VIII. HRI http://www.selleckchem.com/products/poziotinib-hm781-36b.html was calculated at the midportion of the right kidney. A single liver pathologist determined liver fibrosis (METAVIR) and steatosis. Analysis of Variance (ANOVA) was employed to analyze the degree of fibrosis and SWE measurements and Student’s t-test was used to analyze HRI and degree of steatosis. Results: Patient characteristics: We investigated 57 males and 43 females- (40 OLT recipients). 54 patients had HCV infection, 14 had hepatomegaly alone and 32 had a variety of autoimmune liver diseases. SWE measurements: There was no correlation found between SWE measurements and age, gender, AST/ALT, bilirubin and the presence of steatosis. There was however, a statistically significant difference in the mean SWE seen in patients with a BMI<40 vs BMI>40 (p<0.0001).

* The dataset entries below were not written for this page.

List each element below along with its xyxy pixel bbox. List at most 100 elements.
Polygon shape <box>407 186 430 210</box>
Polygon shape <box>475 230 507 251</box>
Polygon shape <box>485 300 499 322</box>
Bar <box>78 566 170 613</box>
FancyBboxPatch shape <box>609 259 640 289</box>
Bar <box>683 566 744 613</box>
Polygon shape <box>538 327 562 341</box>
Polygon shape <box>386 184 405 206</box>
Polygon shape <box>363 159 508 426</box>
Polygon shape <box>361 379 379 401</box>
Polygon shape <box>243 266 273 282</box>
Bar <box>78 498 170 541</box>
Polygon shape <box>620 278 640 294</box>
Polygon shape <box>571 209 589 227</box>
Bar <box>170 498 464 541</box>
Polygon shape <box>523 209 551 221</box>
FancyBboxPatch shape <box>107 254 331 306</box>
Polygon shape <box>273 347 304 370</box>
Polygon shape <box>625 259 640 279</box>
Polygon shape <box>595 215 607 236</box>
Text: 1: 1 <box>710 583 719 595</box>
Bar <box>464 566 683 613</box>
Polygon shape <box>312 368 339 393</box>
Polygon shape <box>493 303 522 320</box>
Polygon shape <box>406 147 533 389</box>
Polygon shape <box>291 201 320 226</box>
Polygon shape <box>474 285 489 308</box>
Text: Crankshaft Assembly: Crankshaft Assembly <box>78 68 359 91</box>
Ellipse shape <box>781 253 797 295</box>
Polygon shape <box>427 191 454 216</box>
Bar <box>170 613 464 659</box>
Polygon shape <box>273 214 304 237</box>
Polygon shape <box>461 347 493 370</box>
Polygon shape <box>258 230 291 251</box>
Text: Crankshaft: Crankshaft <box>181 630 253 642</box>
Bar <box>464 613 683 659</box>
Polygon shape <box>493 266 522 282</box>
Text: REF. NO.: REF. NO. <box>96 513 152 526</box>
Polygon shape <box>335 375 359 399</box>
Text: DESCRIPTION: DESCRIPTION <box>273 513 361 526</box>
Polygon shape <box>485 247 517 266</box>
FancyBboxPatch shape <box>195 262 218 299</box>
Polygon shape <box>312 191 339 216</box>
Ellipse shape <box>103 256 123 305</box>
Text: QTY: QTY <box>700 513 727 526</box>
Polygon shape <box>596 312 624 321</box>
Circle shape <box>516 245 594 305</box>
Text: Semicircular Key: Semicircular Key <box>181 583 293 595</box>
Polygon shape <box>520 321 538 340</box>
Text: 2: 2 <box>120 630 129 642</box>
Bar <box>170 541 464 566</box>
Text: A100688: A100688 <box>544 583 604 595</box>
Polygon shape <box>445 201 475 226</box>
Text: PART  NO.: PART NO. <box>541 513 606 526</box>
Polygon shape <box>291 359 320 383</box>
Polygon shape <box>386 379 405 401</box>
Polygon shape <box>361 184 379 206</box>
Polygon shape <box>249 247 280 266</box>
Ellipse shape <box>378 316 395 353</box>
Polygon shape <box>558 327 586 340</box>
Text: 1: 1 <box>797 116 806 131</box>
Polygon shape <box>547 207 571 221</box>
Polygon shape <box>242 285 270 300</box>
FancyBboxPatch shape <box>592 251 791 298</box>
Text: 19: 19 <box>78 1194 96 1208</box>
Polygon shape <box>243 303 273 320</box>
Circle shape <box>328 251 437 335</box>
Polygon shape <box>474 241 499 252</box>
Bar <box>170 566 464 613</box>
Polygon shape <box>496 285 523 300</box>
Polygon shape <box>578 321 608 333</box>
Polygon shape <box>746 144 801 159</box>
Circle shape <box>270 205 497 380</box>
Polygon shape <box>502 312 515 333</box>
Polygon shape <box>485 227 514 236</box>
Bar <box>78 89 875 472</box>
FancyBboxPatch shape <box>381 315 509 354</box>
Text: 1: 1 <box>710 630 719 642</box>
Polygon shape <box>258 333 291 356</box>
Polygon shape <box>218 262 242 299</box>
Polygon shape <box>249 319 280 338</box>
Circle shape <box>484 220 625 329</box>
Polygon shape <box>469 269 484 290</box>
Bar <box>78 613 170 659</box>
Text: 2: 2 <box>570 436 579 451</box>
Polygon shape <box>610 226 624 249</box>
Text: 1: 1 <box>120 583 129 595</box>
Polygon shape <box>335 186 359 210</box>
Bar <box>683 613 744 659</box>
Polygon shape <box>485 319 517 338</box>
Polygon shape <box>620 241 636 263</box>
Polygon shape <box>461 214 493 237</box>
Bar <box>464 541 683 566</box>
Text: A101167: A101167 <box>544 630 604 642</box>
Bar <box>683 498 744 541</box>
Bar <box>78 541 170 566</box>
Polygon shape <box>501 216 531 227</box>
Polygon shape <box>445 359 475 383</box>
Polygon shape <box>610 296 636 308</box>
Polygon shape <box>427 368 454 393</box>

OLT patients had similar SWE values to non-OLT patients. There was no statistically significant MCE公司 inter-observer variation (3 technologists). SWE measurements and fibrosis: Segment VII/VIII SWE was able to distinguish normal liver (p< 0.01) and stage 1 fibrosis (0.008) from stage 4 fibrosis. Similar results were seen with segment V/VI SWE. When SWE measurements for both areas were combined, there was a significant difference between stage 1 vs stage 3 (p<0.011), stage 1 vs stage 4 (p< 0.005) and stage 0 vs stage 4 (p< 0.033). HRI measurements: HRI measurements for patients with <5% steatosis vs those with >5% steatosis were different (P<0.0002). Summary: a) SWE can distinguish normal liver/mild fibrosis from cirrhosis in both non-OLT and OLT patents. b) BMI>40 may affect SWE measurements.